Zaine Abaddin
Zaine Abaddin

Reputation: 51

Can i access a monobehaviour script from within a non monobehaviour script?

I'm trying to access a monobehaviour script from within a non monobehaviour script and haven't had any luck yet. These two classes need to stay as they are as changing them will break a lot of functionality so i cant create an instance and cant attach to a gameobject to drag and drop.

Any ideas?

public class myClass1 : monoBehaviour
{
  public String text = "hello";
}

public class myClass2
{
  private myClass1 monoClass = new myClass1();

  private void Start()
  {
    Debug.Log(monoClass.text);
  }
}
//THIS DOES NOT WORK

Upvotes: 0

Views: 5642

Answers (4)

Zaine Abaddin
Zaine Abaddin

Reputation: 51

I did not know you could pass them as parameters. This is good to know, however in my project this wouldn't have worked as I was calling the method from another non-MB script which did not have the the MB script referenced anywhere for me to pass it on.

What I did was create an empty GameoObject and attach the script as a component then use the class from there across the non_MB script.

3 lines of code:

GameObject obj = new GameObject();
obj.AddComponent<MyScript1>();
MyScript1 myscript1 = obj.GetComponent<MyScript1>();

Works great as GameoObjects are not restricted to MB.

Upvotes: 0

aOtf_
aOtf_

Reputation: 23

Sometimes What I did is create an interface that can receive Component object for Non-Monobehaviour class.

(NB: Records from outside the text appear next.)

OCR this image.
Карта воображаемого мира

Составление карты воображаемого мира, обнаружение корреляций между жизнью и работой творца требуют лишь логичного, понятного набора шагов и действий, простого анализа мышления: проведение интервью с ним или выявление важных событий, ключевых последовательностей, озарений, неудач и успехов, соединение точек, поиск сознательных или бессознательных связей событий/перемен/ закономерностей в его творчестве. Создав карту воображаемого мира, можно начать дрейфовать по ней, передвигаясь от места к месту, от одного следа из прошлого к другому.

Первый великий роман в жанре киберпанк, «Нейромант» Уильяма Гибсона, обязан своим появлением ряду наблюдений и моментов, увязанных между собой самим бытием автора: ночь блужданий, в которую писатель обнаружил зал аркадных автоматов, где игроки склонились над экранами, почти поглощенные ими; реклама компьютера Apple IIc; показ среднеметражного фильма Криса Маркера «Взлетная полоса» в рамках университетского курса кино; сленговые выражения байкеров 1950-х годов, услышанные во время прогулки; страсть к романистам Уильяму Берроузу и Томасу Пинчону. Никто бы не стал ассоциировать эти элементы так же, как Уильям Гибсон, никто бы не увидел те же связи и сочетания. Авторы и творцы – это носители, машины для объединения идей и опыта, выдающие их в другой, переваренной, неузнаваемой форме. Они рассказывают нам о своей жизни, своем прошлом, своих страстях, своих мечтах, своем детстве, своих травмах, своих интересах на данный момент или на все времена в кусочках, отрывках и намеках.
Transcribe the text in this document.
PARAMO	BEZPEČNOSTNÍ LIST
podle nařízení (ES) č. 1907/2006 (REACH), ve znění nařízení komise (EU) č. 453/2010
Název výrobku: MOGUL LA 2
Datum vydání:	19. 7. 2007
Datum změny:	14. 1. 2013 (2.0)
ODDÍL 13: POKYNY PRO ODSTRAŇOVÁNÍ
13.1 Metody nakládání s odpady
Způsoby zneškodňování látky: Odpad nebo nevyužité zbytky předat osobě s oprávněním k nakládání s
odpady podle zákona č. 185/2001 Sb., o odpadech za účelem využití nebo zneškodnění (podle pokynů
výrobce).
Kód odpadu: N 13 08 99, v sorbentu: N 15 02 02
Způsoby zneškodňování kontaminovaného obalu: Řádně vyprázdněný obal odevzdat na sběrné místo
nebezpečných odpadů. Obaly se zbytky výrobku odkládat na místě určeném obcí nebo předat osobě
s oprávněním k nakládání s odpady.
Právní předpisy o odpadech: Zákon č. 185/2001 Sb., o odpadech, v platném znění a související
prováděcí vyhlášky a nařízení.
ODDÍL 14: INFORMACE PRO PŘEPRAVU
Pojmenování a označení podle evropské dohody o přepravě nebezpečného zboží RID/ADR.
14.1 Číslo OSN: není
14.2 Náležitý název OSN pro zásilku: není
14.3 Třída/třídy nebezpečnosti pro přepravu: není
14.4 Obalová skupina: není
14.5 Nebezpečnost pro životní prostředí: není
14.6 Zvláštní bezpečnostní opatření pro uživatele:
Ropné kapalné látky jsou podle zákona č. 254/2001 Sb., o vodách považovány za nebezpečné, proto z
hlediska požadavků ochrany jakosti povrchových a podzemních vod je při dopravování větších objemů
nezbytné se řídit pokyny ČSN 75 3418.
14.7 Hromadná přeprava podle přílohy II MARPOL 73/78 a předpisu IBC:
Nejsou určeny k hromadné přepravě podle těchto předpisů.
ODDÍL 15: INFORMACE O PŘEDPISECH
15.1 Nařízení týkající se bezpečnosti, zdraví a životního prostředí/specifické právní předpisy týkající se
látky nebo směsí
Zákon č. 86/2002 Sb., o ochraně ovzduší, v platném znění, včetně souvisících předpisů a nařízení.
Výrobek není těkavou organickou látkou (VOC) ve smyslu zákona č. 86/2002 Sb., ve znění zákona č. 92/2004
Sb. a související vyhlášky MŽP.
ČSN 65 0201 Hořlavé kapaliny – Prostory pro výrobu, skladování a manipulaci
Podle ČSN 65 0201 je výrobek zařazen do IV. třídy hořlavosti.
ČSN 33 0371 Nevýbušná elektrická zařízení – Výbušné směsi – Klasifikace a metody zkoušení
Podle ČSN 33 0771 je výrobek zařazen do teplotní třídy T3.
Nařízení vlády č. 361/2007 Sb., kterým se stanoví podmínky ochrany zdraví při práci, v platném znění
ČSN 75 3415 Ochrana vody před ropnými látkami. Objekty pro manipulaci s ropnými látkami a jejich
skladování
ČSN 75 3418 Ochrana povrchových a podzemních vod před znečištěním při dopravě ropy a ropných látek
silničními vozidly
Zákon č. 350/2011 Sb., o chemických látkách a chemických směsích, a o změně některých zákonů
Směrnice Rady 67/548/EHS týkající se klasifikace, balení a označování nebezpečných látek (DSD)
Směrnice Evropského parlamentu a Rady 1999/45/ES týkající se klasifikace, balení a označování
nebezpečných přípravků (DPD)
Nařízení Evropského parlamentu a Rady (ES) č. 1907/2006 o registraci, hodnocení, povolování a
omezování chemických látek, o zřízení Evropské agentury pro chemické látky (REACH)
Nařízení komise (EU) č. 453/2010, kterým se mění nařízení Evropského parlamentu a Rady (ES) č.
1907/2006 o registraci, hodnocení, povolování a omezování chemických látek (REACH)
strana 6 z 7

public interface IComponentReceiver<T> where T: Component{
    void AddComponent(T pComponent);
}

public class ExampleNonMonoBehaviour : IComponentReceiver<CharacterController>{
    private CharacterController _cc;
    public void AddComponent(CharacterController cc)
    {
     _cc = cc;
    }
}

Upvotes: 0

KYL3R
KYL3R

Reputation: 4073

As an alternative to the GetComponent approach from @Zaine I'd like to throw the singleton pattern into the pool of possible answers:

public class SomeClass : MonoBehaviour {
    private static SomeClass _instance;
    public String text = "singleton text";

    public static SomeClass Instance { get { return _instance; } }
    private void Awake()
    {
        if (_instance != null && _instance != this)
        {
            Destroy(this.gameObject);
        } else {
            _instance = this;
        }
    }
}

It only works if you have exactly one of these scripts. But from all other scripts, you can access it easily:

public class SomeOtherClass : MonoBehaviour {
     private void Start(myClass1 mc1)
     {
         Debug.Log(SomeClass.Instance.text);
     }
}

Upvotes: 1

Yes, but...

You can't call new on any script that inherits from MonoBehaviour due to requiring being attached to a game object. So you can't create references, but you can absolutely pass them around:

public class myClass1 : monoBehaviour
{
  public String text = "hello";
}

public class myClass2
{
  private void Start(myClass1 mc1)
  {
    Debug.Log(mc1.text);
  }
}

Now, myClass2#Start is going to be difficult to call in this example, but it will compile.

I do stuff like this in my projects all the time. I usually have one class that is a MonoBehaviour component that's attached to the main camera with a static instance field that I can reference from anywhere else, though most of the non-MB scripts don't deal with Unity objects most of the time (they only hold data and one of the manager classes handle updating game objects with that data by maintaining a dictionary between them).

Though sometimes the object holds its own GO reference (the result of trying different things to see what worked or wanting to avoid a dictionary lookup--regardless of if it was efficient or not).